Everyone knows Asians can only be found in two places: 1) Asia and 2) America, specifically New York and California. That's it. San Francisco Chinatown, fine. Glasgow Chinatown? I think not.

First of all, Scotland is miserably wicked cold. Why would anyone leave Asia, bypass America to go twice as far just to get to cold-ass Scotland?

Second of all, English is a hard enough language to learn when you're learning regular English like we speak in America. If you add on all that fancy Scottish brogueing and the task is nearly impossible.

Third, everyone knows the Ethnic Food franchise in the UK has been exclusively purchased by India and Pakistan.
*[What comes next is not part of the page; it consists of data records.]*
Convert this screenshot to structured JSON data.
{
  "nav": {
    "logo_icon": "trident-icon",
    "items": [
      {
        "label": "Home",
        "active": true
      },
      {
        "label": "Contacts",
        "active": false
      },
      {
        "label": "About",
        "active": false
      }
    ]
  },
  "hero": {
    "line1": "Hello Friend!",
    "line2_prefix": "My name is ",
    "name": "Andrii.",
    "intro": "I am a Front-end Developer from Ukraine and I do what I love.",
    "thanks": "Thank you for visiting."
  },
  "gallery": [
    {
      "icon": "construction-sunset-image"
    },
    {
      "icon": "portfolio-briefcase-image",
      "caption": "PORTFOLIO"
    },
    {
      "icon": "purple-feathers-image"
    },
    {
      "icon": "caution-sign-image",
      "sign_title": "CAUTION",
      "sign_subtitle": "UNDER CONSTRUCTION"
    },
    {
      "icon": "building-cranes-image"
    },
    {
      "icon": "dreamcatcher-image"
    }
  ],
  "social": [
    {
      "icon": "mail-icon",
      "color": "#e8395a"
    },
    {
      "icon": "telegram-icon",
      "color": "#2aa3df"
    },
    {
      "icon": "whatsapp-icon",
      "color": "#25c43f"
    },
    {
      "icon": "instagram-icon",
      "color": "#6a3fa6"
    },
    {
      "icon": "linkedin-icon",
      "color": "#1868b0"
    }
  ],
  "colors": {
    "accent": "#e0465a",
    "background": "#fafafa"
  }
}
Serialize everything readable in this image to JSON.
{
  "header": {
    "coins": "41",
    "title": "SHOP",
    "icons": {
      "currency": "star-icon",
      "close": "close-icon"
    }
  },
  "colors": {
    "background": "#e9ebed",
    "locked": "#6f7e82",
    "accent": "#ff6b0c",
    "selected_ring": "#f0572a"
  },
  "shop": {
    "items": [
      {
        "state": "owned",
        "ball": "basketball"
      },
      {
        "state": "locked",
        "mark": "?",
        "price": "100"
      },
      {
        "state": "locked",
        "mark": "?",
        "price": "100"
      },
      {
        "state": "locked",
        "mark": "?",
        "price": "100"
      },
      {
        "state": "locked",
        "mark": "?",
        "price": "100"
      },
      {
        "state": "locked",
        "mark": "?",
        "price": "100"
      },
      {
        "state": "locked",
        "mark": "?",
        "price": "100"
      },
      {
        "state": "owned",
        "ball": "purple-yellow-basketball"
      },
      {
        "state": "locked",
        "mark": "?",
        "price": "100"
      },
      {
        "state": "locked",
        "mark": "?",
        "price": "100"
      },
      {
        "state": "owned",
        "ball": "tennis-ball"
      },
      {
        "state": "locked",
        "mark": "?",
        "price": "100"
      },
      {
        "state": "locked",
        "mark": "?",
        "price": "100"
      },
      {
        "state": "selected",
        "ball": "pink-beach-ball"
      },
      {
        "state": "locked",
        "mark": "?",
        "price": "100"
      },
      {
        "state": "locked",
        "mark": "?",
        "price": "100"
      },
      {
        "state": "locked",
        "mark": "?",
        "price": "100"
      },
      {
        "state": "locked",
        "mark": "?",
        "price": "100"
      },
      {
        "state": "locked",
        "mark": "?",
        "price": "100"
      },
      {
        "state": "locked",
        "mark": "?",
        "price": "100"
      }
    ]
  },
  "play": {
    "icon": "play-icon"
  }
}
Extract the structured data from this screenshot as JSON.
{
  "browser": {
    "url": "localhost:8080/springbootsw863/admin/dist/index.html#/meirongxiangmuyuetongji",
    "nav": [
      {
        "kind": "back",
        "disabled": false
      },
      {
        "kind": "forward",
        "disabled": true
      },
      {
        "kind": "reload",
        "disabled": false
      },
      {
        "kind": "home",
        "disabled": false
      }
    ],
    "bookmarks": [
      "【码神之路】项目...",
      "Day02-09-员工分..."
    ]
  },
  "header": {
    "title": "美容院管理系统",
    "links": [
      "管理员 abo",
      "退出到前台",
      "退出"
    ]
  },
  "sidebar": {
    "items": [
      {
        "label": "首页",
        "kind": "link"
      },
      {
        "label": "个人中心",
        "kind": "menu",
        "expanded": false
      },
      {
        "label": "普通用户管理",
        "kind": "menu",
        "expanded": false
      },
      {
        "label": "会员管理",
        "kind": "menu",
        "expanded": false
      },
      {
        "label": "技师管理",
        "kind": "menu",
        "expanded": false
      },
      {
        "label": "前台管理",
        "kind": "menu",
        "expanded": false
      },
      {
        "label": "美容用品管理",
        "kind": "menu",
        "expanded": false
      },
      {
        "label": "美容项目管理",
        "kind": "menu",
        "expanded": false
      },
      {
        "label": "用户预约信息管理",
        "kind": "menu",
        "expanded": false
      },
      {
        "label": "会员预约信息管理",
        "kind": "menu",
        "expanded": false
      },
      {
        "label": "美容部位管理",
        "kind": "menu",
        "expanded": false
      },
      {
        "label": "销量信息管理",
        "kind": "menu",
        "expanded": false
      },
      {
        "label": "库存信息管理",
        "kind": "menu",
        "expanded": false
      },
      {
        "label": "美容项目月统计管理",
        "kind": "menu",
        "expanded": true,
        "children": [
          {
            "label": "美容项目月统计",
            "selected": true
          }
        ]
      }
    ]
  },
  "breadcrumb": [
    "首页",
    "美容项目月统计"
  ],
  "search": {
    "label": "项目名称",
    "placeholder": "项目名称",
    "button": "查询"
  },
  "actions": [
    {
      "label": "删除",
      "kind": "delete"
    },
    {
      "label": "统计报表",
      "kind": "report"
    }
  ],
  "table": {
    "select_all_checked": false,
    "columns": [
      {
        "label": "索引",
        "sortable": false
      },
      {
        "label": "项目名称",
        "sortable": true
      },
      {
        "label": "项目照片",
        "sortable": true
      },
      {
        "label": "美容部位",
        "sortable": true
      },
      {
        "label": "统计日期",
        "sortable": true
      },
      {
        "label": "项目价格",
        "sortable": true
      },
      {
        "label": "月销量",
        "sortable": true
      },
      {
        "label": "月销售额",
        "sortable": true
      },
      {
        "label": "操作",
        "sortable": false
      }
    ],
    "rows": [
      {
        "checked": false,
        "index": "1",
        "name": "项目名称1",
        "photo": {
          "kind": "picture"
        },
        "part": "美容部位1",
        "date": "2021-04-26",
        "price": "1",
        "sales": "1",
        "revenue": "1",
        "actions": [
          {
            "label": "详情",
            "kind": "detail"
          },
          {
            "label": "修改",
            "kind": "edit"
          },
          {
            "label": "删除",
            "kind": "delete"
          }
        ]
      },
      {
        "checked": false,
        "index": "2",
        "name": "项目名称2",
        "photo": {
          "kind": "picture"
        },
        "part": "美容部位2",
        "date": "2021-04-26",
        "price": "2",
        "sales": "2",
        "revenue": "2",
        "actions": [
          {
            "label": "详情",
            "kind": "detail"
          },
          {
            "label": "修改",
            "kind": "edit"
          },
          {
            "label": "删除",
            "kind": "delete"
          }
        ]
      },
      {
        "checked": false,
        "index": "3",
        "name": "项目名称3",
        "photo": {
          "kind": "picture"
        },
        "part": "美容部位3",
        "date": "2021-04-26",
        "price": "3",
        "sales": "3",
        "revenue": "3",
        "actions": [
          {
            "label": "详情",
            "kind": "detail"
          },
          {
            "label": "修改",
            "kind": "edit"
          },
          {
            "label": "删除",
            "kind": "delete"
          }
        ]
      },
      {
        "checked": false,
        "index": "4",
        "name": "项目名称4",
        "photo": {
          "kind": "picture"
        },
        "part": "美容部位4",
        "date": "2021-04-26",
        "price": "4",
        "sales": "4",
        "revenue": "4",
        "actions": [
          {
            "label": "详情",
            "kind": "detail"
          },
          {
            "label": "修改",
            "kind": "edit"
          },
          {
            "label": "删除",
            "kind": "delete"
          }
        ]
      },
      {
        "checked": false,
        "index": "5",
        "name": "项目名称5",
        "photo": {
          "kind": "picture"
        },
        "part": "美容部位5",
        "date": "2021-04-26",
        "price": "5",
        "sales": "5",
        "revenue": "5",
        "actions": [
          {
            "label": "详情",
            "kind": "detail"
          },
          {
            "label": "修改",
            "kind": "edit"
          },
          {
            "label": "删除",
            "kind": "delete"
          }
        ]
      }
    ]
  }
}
It's all curry this and kebab that. There's no room for a kung pao anything. And thus the Asians have no work.

I'm sure there might be some fringe work in dry-cleaning or blowing the math (sorry, "maths") curve in public schools, but I don't think that's enough to support an entire ethnic population. To be honest, I'm not sure Scots even launder their clothes that often, let alone dry-clean. The economic picture is bleak.

Still, kudos to the Harry Potter people for trying something new, even if it failed ultimately. Scottish Chinese girls. Hmm. It's amazing what can be done with computers these days.

This post on the Narcissus Scale: 9.9


*= not even the hot seating-hostess lady. Mrs. Pops doesn't like it when I flirt.